Centre d'Art La Malmaison, Cannes
Jusqu'au 14 novembre 2021
L'art africain d'aujourd'hui reste pour nous trop souvent ancrée dans les notions d'artisanat ou dans l'affirmation de l'identité d'un continent. Or, loin de ces stéréotypes, en écho à l'exposition « Désir d'humanité » au Musée du Quai Branly à Paris, l'artiste camerounais Barthélémy Toguo décline toutes les gammes de l'universalisme par la rencontre de l'humain et de la Terre. Né en 1967, il s'initie à l’art en copiant des sculptures classiques européennes avant de s'ouvrir à l'ensemble des médiums par lesquels il déplie les relations entre un espace physique et le temps qui l'absorbe. Participant à la Biennale de Venise en 2015 et finaliste du prix Marcel Duchamp en 2016, Barthélémy Toguo est aujourd'hui une figure majeure de l'art africain.
Pourtant, l'artiste résidant tout à la fois à Bandjoun au Cameroun, à Paris et à Düsseldorf, ne parle pas tant de l'Afrique que des crises subies par les hommes sous le poids des différences et des conflits dont l'histoire s'écrit aussi dans les méandres d'une œuvre d'art. La dérive des continents est celle d'une fracture humaine. Il nous montre que cette tragédie s'inscrit aussi dans notre relation à la nature. Écologie, économie, politique et sciences sont le fruit d'une mémoire mais aussi d'un engagement que l'artiste réactive à travers toutes les facettes de son art.

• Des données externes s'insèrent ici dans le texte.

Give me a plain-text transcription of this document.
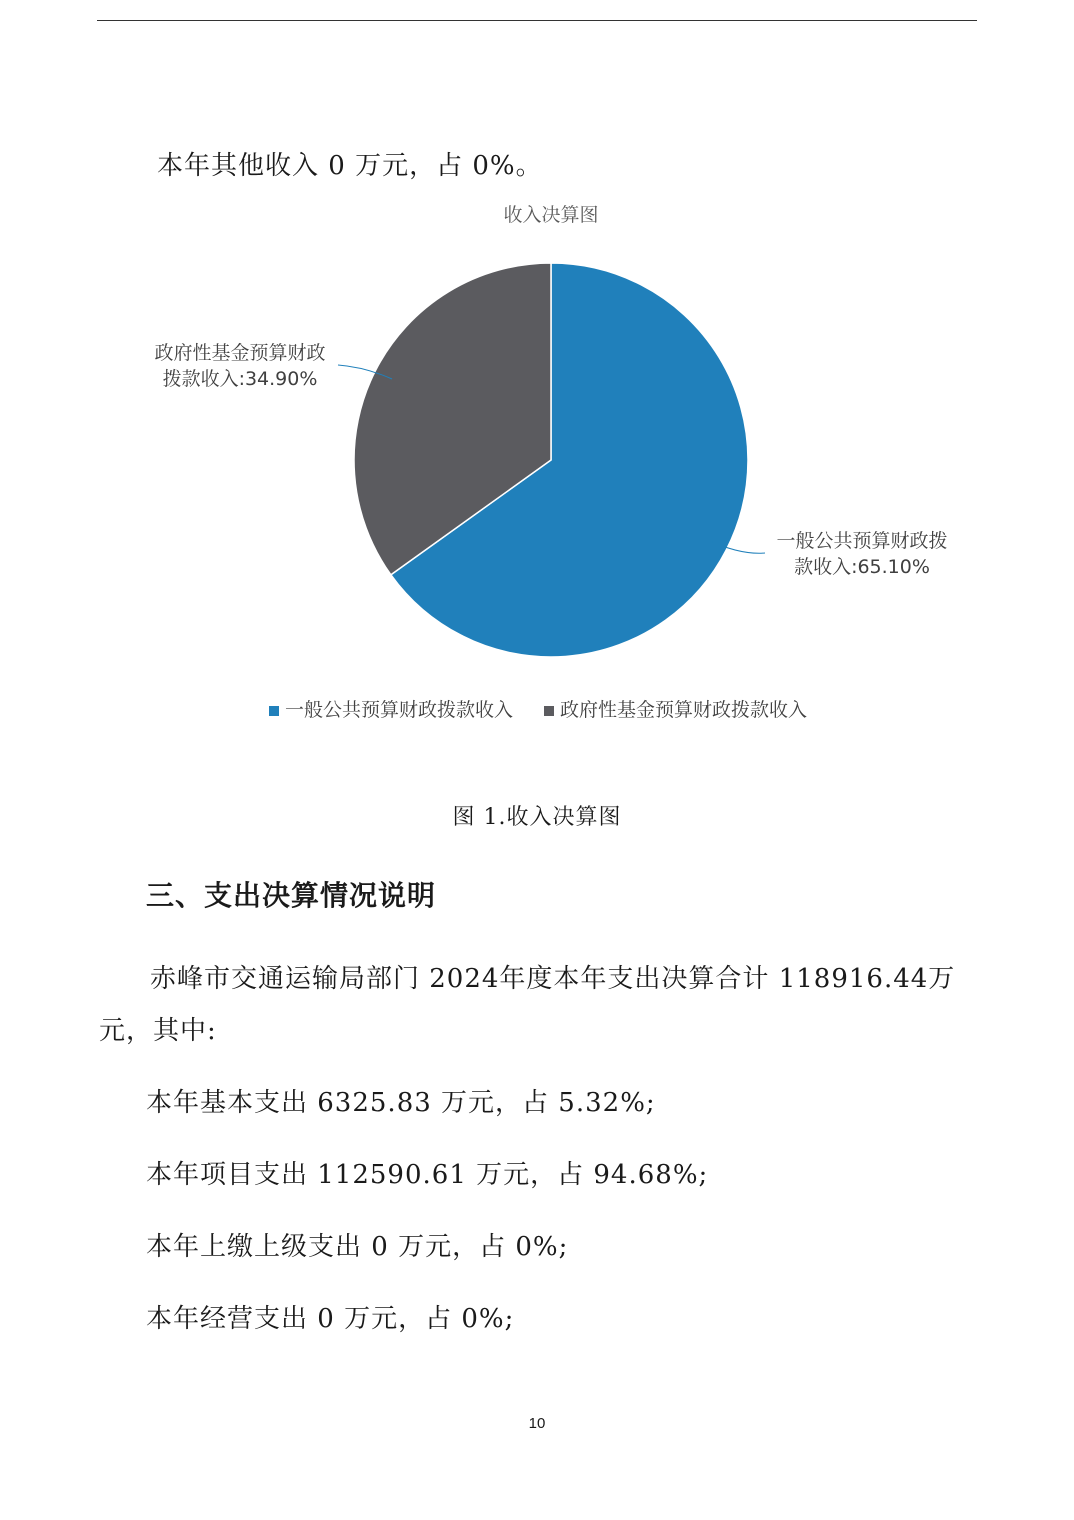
本年其他收入 0 万元，占 0%。
收入决算图
一般公共预算财政拨
款收入:65.10%
政府性基金预算财政
拨款收入:34.90%
一般公共预算财政拨款收入 政府性基金预算财政拨款收入
图 1.收入决算图
三、支出决算情况说明
赤峰市交通运输局部门 2024年度本年支出决算合计 118916.44万
元，其中:
本年基本支出 6325.83 万元，占 5.32%;
本年项目支出 112590.61 万元，占 94.68%;
本年上缴上级支出 0 万元，占 0%;
本年经营支出 0 万元，占 0%;
10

L'exposition se présente comme un environnement, un espace où fusionnent peintures, sculptures, céramiques et installations pour clamer la présence aveugle de l'humain dans toutes les strates de l'univers. Le corps esquissé, balafré, noyé, est l'élément récurrent de cette géographie de l'Homme. Souvent monstrueux, revêtu d'une brume organique, il se pare de tentacules végétales qui lui confèrent pourtant la beauté troublante d'une naissance. Car la fluidité de l’aquarelle, la douceur d'un lavis rouge ou vert leur accordent cet espoir d'une réconciliation entre les cultures humaines et une nature sacrifiée. Des unes ou de l'autre qu'en est-il des frontières physiques ou mentales quand nous appartenons tous à une même chaîne ? Dans « Urban requiem », Barthélémy Toguo dissémine des sculptures de tampons géants en bois, rappels de la statuaire africaine mais surtout signes d'un pouvoir administratif qui donne quitus ou qui exclut. Ainsi en va-t-il des frontières comme pour tout ce qui sépare. Aussi les mots dans leur rudesse se rapportent-ils à l'apparence des choses : Ici en allemand, ils fusent comme des slogans sur les estampes affichées aux murs, « Ausweiss », « Staatsgrenze ». Autant de marques d'autorité imprimées sur un tampon par lesquelles l'humanité se dissout.
Maladie du monde, maladie du corps. Tout dans un même processus de la menace ou de la guérison. Dans « Autoportrait en confinement », l'artiste présente une série de lavis et pastels gras sur papier qui se confrontent à des vases en porcelaine de deux mètres de haut figurant des corps humains. L'ensemble joue de l'ambivalence de la gestation et du pourrissement, avec des formes organiques suggérées, des couleurs aqueuses ou sanguinolentes pour dire la violence et les épidémies. «Vaincre le virus », tel est le titre donné à ces vases comme s'ils contenaient tout l'espoir et la foi en l'humanité que l’œuvre de Barthélémy Toguo diffuse avec éclat et délicatesse.